Bride to Be
- Cover from May 2011
- Editor: Sarah Stevens
- Categories: Women's magazine
- Circulation: 73,000
- First issue: December 1968
- Final issue: 2016 (print)
- Company: Pacific Magazines
- Country: Australia
- Website: www.bridetobe.com.au

= Bride to Be (magazine) =

Australian periodical, introduced 1968

Bride to Be is an Australian bridal magazine published by Pacific Magazines, owned by Seven West Media. Bride to Be includes articles about wedding ideas and practical for planning a wedding.

==History==
Bride to Be was first published in December 1968 by Warwick Boyce Publishing Pty Ltd which later became David Boyce Publishing in 1980. In 1974 the magazine went tri annual, and in 1977 it was being published quarterly, and continued with this schedule.
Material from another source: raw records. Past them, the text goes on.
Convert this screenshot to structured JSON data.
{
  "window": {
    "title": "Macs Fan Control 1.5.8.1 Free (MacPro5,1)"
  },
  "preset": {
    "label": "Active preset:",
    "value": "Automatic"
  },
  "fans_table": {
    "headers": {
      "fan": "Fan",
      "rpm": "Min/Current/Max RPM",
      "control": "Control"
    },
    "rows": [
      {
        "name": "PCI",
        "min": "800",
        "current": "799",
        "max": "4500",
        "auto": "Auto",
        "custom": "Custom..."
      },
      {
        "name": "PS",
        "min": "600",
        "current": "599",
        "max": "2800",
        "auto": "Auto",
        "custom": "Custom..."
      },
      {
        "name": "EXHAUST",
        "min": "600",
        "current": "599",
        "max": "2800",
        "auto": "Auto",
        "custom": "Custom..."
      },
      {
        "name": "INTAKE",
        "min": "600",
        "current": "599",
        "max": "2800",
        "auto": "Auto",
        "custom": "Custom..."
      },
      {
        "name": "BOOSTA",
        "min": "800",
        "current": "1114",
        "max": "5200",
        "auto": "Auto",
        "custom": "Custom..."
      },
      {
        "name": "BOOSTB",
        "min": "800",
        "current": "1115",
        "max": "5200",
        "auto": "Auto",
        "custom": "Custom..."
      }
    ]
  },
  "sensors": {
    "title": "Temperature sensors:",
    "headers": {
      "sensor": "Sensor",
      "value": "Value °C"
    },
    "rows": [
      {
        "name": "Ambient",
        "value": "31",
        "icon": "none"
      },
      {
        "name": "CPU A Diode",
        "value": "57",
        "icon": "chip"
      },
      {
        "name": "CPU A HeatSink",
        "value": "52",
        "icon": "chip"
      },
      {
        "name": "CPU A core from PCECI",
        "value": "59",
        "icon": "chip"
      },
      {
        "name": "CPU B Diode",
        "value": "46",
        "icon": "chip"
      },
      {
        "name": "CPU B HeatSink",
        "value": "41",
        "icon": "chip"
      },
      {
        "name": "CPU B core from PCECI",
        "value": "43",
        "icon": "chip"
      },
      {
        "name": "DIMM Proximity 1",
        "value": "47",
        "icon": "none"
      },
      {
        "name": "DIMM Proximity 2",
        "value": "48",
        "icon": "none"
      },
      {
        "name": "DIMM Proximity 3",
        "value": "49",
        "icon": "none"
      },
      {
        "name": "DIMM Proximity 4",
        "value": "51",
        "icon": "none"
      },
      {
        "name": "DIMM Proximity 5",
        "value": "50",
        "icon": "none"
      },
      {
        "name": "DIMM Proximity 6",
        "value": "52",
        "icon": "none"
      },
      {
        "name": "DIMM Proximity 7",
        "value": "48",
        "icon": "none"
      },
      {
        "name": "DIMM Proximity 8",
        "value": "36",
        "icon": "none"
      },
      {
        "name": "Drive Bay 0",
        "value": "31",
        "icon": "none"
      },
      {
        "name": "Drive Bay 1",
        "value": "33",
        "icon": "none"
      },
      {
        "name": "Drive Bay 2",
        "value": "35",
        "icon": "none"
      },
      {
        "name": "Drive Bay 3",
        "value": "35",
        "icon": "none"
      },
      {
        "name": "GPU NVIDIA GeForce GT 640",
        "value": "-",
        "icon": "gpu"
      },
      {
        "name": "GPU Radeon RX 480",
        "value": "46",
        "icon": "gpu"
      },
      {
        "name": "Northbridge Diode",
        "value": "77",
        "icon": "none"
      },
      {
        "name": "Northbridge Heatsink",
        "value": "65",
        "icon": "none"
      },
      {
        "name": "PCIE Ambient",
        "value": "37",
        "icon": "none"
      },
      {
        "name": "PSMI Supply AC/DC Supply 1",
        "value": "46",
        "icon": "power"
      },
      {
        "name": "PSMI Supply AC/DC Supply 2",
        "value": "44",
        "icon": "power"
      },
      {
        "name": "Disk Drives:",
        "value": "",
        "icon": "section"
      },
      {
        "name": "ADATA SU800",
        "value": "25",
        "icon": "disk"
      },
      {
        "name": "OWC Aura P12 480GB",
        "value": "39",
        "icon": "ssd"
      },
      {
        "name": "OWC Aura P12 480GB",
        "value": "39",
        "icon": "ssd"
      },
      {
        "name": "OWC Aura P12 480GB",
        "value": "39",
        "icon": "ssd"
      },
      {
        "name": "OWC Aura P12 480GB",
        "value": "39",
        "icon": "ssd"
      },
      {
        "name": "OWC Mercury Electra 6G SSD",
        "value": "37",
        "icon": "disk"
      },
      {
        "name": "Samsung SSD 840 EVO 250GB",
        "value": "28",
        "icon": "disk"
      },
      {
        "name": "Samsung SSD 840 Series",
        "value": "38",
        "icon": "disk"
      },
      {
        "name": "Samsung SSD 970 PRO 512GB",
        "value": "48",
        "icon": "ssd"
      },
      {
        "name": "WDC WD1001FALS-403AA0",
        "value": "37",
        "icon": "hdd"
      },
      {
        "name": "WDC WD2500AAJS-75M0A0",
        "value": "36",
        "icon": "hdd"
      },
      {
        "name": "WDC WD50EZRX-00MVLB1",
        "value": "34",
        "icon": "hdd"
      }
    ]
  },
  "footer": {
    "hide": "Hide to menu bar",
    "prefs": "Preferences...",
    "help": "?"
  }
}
In 1995 the title moved to IPC and then Time Inc. in 2003 which was eventually purchased by Pacific Magazinesin 2007.

Notable cover models include Nicole Kidman in 1984, Jackie O in 2001, Bec Hewitt in 2004 and Brooke Satchwell in 1999.

Bride to Be sponsors an annual Bride of the Year competition.

The magazine's circulation rose significantly in 2001, and in 2013, Bride to Be was ranked number one in Australia in its category, with a readership of 73,000 and had been so for ten issues.

In 2016 the publisher, Pacific Magazines, announced that Bride-to-Be would no longer be produced as a print magazine, and would become a digital-only publication.

==Cost of Love survey==
Since 1997, the magazine has biannually presented its Cost of Love survey results. The survey looks at national wedding trends and costs, including the average cost of a wedding in Australia. The average age of the brides responding to the survey is 30. The magazine's 2013 survey found that the average cost of a wedding in Australia was $54,294 This figure has increased 92% in the past decade.

Findings from Cost of Love have been reported and discussed on Today Tonight, TVNZ, Adelaide Now, The Daily Telegraph, Sydney Morning Herald, news.com.au, Lifestyle You. The accuracy of the numbers provided in the survey has been questioned, since they are considerably higher than estimates from other sources. Journalists have pointed out that readers of the magazine who participate in the survey may be mainly those planning expensive weddings, rather than a representative sample of brides-to-be.